Nella via per far scaturire il costrutto della terza angoscia o angoscia della bellezza, dalla generatività del puer e dalla mancanza che lo connota sta forse l’impronta più originale del contributo di Pagliarani.
L’aspetto oltremodo interessante, in termini di «antropologia del presente» sta nel fatto che questo orientamento e questa ricerca riguardano oggi allo stesso tempo l’esperienza individuale e quello che sta accadendo nel mondo, cioè la condizione umana contemporanea che faticosamente riconosce i limiti della propria evoluzione e forse la prima possibilità di un progetto culturale autofondativo.
L’aspetto più significativo del contributo di Pagliarani sta perciò nella domanda riguardo alla capacità di vivere in una vita la bellezza del progetto elaborando le angosce relative e, nel caso della condizione umana, di riuscire a elaborare l’ambiguità del conflitto affrontando il rischio dell’autodistruzione.
È il fatto che la domanda rimanga aperta la principale fonte di responsabilità e anche il tratto etico più distintivo del suo contributo.

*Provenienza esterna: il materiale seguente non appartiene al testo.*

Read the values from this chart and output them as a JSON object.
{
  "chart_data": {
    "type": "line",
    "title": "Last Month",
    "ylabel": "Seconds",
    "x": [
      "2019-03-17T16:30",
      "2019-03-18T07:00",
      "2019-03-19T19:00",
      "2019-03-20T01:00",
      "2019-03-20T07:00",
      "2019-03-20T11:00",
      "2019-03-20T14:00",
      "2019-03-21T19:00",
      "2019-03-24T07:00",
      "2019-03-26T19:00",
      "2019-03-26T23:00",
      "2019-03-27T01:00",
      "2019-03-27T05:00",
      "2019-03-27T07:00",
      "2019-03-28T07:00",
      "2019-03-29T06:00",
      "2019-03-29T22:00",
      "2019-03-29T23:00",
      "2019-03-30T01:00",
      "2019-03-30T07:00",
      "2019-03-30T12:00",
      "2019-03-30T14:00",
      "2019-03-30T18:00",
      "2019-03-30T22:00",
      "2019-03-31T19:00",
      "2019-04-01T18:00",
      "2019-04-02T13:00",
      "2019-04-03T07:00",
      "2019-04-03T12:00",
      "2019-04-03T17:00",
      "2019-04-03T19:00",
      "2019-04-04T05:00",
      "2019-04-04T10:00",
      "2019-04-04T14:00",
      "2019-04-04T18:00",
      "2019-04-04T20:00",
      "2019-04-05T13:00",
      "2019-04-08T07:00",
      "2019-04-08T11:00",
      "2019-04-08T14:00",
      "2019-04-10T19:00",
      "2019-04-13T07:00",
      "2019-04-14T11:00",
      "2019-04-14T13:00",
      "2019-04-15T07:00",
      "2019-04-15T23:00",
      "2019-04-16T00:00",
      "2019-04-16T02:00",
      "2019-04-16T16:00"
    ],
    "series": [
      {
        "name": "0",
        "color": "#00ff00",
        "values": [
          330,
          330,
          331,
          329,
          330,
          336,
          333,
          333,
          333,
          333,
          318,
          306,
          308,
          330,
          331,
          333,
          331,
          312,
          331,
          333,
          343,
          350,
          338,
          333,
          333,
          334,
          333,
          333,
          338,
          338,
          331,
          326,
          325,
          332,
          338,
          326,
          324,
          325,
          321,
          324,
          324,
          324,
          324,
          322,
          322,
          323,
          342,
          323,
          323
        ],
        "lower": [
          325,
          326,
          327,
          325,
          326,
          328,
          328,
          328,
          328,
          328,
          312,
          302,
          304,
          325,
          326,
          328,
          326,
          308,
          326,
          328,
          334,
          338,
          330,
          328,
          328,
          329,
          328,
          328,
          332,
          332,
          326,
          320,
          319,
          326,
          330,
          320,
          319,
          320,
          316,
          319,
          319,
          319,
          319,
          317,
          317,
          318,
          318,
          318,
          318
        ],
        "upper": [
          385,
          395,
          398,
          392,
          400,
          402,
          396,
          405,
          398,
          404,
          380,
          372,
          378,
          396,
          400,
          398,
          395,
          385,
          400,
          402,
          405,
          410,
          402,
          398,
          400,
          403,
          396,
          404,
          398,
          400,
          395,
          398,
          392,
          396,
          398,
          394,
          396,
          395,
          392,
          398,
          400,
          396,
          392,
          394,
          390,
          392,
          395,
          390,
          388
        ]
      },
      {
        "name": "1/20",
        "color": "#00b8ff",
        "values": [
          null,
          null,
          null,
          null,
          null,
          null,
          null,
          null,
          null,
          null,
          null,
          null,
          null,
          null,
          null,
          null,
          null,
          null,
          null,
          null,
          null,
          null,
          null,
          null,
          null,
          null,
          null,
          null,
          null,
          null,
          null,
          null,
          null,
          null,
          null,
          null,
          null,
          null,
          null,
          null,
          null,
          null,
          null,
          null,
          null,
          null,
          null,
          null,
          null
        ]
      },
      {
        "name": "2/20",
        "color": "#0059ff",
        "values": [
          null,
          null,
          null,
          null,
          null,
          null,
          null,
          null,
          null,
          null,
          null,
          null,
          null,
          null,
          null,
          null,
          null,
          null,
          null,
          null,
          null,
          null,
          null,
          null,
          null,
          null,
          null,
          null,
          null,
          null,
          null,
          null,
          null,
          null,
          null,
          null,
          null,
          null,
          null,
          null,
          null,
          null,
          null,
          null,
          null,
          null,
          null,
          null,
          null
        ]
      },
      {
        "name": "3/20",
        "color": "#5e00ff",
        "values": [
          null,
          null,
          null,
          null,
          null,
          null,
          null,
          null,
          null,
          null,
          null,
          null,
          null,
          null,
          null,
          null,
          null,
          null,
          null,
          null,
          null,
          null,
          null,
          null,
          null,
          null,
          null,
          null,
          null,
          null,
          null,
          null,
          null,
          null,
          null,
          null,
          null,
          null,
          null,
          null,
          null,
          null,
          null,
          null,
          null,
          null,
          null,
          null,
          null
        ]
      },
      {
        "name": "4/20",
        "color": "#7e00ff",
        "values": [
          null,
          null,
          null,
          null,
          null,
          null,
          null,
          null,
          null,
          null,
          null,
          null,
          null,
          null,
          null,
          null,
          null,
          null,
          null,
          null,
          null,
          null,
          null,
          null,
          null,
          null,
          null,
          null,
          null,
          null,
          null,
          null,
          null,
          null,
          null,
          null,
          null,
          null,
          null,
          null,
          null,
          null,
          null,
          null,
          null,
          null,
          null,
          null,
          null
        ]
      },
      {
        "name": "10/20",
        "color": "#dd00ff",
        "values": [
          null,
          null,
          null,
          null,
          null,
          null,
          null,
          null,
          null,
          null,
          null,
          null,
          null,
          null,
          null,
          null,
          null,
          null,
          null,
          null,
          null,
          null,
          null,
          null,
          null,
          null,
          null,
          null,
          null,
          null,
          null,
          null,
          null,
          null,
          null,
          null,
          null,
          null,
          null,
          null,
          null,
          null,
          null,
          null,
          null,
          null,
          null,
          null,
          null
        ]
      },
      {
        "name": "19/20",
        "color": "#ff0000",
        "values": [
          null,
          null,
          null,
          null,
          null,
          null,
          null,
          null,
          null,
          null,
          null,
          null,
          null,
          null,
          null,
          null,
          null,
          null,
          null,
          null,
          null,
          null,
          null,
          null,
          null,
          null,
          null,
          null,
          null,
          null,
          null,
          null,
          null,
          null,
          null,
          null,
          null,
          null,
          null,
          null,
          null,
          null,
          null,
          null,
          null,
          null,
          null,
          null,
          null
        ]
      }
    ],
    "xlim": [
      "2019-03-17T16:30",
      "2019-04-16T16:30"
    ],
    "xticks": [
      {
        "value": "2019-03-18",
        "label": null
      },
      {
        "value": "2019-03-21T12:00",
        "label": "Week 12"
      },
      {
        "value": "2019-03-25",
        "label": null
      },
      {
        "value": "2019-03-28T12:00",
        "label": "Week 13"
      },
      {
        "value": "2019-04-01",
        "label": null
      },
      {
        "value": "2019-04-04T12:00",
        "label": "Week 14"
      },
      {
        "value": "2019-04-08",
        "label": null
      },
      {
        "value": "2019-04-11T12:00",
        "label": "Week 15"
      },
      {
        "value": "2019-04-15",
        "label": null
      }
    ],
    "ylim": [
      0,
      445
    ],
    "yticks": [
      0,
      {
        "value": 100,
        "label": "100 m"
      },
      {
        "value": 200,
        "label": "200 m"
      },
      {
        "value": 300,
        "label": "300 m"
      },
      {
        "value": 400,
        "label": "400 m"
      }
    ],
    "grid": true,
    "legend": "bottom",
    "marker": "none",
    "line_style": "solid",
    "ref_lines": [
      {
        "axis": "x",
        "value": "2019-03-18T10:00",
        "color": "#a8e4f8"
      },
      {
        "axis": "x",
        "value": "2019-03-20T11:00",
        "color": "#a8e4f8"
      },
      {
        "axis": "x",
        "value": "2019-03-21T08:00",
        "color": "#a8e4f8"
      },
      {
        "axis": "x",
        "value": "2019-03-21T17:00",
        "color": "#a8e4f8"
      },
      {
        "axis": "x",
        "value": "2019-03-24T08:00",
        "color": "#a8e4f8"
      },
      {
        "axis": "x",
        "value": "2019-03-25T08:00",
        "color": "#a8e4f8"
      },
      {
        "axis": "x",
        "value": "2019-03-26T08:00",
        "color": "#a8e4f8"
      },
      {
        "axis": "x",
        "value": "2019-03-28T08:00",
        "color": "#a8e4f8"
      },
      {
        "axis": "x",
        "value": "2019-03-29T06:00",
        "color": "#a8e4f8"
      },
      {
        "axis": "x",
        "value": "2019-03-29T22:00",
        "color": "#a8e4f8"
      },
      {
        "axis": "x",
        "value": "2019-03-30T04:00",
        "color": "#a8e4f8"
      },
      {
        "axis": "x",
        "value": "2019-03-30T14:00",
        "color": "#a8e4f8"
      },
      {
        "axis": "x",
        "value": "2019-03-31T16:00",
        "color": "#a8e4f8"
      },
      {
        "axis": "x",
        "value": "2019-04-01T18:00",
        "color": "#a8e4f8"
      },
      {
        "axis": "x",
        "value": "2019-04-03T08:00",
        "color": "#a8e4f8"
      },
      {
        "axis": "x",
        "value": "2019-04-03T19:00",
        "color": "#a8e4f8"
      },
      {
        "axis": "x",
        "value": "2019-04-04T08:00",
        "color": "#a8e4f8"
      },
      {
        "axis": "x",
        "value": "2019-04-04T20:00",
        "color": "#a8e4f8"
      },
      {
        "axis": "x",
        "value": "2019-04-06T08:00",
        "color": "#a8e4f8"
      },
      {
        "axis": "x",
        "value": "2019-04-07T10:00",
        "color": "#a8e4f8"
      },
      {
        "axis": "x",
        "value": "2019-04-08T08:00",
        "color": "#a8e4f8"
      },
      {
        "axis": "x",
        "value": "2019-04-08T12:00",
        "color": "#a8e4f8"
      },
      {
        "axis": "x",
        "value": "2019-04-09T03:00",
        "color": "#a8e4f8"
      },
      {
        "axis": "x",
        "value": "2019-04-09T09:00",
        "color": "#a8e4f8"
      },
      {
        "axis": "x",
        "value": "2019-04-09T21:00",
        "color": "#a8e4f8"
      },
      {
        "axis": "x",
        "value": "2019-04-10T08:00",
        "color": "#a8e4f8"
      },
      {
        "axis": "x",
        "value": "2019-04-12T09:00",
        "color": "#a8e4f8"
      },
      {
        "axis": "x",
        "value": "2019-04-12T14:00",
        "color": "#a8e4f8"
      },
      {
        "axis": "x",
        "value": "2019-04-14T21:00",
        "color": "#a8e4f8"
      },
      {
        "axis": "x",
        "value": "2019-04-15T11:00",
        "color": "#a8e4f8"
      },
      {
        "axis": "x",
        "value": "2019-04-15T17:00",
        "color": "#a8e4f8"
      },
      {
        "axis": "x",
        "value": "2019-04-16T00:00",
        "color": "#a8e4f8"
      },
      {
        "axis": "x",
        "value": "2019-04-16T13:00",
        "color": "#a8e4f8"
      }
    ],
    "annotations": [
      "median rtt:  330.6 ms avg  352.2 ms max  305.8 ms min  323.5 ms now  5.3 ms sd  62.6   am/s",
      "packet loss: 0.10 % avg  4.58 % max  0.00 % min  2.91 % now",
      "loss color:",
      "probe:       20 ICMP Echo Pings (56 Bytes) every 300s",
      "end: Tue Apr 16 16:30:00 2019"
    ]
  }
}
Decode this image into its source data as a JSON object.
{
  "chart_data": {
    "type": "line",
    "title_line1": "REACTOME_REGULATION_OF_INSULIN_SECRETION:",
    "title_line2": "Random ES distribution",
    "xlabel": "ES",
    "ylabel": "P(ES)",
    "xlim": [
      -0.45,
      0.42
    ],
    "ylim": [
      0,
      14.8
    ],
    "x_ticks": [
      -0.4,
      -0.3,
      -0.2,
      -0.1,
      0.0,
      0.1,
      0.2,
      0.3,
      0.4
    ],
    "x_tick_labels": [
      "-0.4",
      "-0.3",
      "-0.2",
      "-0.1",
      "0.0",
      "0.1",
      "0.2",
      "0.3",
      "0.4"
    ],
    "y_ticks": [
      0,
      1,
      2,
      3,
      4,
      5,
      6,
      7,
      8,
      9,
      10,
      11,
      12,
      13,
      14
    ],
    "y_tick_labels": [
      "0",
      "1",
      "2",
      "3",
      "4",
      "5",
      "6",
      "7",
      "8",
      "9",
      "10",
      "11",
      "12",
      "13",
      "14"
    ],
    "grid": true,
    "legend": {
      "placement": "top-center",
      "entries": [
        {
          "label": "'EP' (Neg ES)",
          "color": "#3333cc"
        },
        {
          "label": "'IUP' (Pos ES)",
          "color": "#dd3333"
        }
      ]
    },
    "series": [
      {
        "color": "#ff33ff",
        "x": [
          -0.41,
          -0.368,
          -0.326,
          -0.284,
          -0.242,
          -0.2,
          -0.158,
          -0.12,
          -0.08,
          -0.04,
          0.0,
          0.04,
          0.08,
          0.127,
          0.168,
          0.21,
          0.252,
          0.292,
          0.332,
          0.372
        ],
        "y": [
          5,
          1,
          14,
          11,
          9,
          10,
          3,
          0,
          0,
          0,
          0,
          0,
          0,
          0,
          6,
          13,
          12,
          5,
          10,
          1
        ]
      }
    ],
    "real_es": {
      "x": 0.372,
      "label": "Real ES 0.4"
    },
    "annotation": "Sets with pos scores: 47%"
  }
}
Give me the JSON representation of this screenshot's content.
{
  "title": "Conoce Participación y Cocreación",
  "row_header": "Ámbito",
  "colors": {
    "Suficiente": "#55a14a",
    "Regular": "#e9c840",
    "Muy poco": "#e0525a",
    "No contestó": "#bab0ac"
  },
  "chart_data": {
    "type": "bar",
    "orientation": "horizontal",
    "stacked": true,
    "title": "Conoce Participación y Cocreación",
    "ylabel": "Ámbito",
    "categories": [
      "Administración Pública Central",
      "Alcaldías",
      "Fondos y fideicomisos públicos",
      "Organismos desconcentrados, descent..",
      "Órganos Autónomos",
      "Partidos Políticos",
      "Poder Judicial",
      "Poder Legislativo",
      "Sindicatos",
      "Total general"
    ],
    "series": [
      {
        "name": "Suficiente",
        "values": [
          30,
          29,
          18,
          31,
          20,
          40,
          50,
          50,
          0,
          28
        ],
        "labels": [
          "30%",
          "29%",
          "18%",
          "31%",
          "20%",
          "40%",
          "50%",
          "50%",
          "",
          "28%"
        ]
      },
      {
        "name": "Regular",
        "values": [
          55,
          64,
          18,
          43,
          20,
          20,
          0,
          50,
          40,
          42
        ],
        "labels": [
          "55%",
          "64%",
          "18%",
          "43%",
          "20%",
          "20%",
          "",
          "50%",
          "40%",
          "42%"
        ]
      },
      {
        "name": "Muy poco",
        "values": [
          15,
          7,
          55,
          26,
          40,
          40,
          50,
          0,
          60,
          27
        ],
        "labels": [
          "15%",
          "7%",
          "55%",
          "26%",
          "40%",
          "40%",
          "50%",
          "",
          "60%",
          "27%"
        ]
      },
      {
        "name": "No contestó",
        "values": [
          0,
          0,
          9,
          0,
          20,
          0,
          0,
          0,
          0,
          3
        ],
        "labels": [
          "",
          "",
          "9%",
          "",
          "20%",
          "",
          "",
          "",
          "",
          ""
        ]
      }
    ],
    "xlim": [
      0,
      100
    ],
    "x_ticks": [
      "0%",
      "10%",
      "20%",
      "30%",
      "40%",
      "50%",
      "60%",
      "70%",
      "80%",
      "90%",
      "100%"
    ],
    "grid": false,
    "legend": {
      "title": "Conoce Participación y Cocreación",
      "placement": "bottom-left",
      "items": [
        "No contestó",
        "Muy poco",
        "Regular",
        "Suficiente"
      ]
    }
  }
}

Ripercorrendo l’opera di Pagliarani si riconoscono scritti di diversa natura, orientati tutti a presentare lo sviluppo originale del suo pensiero, ora più attenti ad approfondire l’apporto teorico all’interno di un approccio che si va via via definendo come psicosocioanalitico; altri orientati a definirne le applicazioni e il metodo in campi diversi della ricerca, della formazione, dello sviluppo organizzativo; a ricercare le dimensioni critiche dell’agire istituzionale; a intervenire nelle questioni che sfidano come cittadini della polis. Seguirò questi diversi fili di approfondimento, come se potessero rappresentare quattro aree di impegno nella scrittura di Pagliarani, aggiungendo infine un quinto raggruppamento di testi narrativi, conversativi, autobiografici dove teoria della psicosocioanalisi e vita personale si intrecciano. Lo scopo è quello di orientare nella lettura di un pensiero documentato non sempre linearmente, ma allo stesso tempo con un livello di integrazione e coerenza tale da sorprenderci per la compattezza della trama che ne emerge. L’arbitrarietà che può essere riscontrata nel mio lavoro riguarda ciò che ho premesso nel titolo, cioè la scelta di percorrere la via di una biografia affettiva, che risente inevitabilmente del mio modo di incontrare, nei testi scritti, Pagliarani.